Сыграла свою роль и броня. Я пропустил три удара мечом, но в самом неприятном случае останется три синяка. Доспех держал удар намного лучше, чем у противника.
Через двадцать минут крестоносцы Гийома Шато Морана маркиза де Жюси стали сдаваться. Сам же маркиз бился, этого не отнять, как лев. Он убил трех моих людей, пока я не решил вызвать маркиза на поединок.
Бесчестно, на самом деле, я поступил. Маркиз был ранен в правую руку и в левую ногу. Я же относительно здоров и даже сильно не устал. Так что был не бой, случилось избиение.
— Это было бессчетно, — разбитыми губами, шепелявя, говорил Гийом Шато Моран.
— Маркиз, у тебя было на триста воинов больше. Мы договорились использовать все возможные возможности, я использовал… даже не все. Прими поражение с честью, — сказал я.
— Какой выкуп ты хочешь? — голос пленника стал опустошенным, обреченным.
— Талант золотом, — усмехнулся я, понимая, что таких денег у маркиза нет и быть не может.

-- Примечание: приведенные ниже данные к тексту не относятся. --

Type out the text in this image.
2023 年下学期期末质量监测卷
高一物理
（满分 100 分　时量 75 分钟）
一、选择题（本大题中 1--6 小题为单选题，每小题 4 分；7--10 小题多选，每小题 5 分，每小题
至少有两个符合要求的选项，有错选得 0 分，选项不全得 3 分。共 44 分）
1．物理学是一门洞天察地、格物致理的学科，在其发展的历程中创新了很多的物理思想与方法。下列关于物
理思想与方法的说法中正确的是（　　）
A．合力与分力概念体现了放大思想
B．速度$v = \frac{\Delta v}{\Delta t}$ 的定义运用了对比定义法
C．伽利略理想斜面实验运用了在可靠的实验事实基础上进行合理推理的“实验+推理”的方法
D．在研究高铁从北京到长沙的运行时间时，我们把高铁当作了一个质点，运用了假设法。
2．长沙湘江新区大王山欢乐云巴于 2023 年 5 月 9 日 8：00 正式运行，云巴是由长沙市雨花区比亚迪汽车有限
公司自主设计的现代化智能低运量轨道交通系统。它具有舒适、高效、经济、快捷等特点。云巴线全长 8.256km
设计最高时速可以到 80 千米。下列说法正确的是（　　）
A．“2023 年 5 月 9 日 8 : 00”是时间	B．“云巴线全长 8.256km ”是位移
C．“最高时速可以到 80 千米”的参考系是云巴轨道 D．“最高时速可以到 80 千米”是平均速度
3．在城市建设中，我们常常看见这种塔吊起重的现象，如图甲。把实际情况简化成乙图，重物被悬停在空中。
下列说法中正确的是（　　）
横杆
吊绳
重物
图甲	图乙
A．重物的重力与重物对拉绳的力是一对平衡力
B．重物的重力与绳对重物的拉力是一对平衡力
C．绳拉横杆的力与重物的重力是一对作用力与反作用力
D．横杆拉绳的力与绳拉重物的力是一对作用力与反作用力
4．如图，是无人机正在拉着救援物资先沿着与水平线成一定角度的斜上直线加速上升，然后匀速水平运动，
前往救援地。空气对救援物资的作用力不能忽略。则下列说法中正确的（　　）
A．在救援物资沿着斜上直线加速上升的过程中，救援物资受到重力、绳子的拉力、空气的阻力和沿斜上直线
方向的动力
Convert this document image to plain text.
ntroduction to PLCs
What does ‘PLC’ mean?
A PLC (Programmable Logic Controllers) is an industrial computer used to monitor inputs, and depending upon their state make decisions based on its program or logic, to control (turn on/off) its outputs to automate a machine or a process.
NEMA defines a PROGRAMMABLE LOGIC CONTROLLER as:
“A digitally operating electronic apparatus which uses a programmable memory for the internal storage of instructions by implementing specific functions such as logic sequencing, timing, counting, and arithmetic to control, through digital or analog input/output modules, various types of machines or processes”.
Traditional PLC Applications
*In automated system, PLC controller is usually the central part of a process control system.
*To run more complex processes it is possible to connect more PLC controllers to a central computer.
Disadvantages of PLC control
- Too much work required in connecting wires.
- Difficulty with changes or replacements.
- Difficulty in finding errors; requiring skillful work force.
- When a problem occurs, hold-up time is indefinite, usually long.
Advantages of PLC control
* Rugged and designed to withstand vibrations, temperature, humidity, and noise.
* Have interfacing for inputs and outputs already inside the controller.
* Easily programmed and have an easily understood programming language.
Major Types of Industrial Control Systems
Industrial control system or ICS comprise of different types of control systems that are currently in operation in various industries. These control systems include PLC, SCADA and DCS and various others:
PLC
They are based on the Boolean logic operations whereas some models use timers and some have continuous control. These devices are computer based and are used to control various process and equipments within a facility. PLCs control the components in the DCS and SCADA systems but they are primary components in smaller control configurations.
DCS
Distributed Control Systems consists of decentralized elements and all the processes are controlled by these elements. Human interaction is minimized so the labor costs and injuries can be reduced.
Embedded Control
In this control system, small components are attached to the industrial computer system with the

По условиям устроенного представления, одной из ставок был обоз. Я забирал все телеги, коней, все имущество, которое с собой тащил маркиз, причем, и награбленное им тоже. Так что речи о выкупе быть не может, если только мне не продать пленника, да хоть бы и какому купцу византийскому. В таком случае, в течение года, может, и двух уже купец договорится с семьей маркиза, и те вышлют деньги, или откажутся от родства с родственником-неудачником. Но стоит ли подобным марать руки? Может, и стоило бы, но выкуп ничто — имидж все. Порой поступок, кажущийся легкомысленным и глупым, может принести свои дивиденды.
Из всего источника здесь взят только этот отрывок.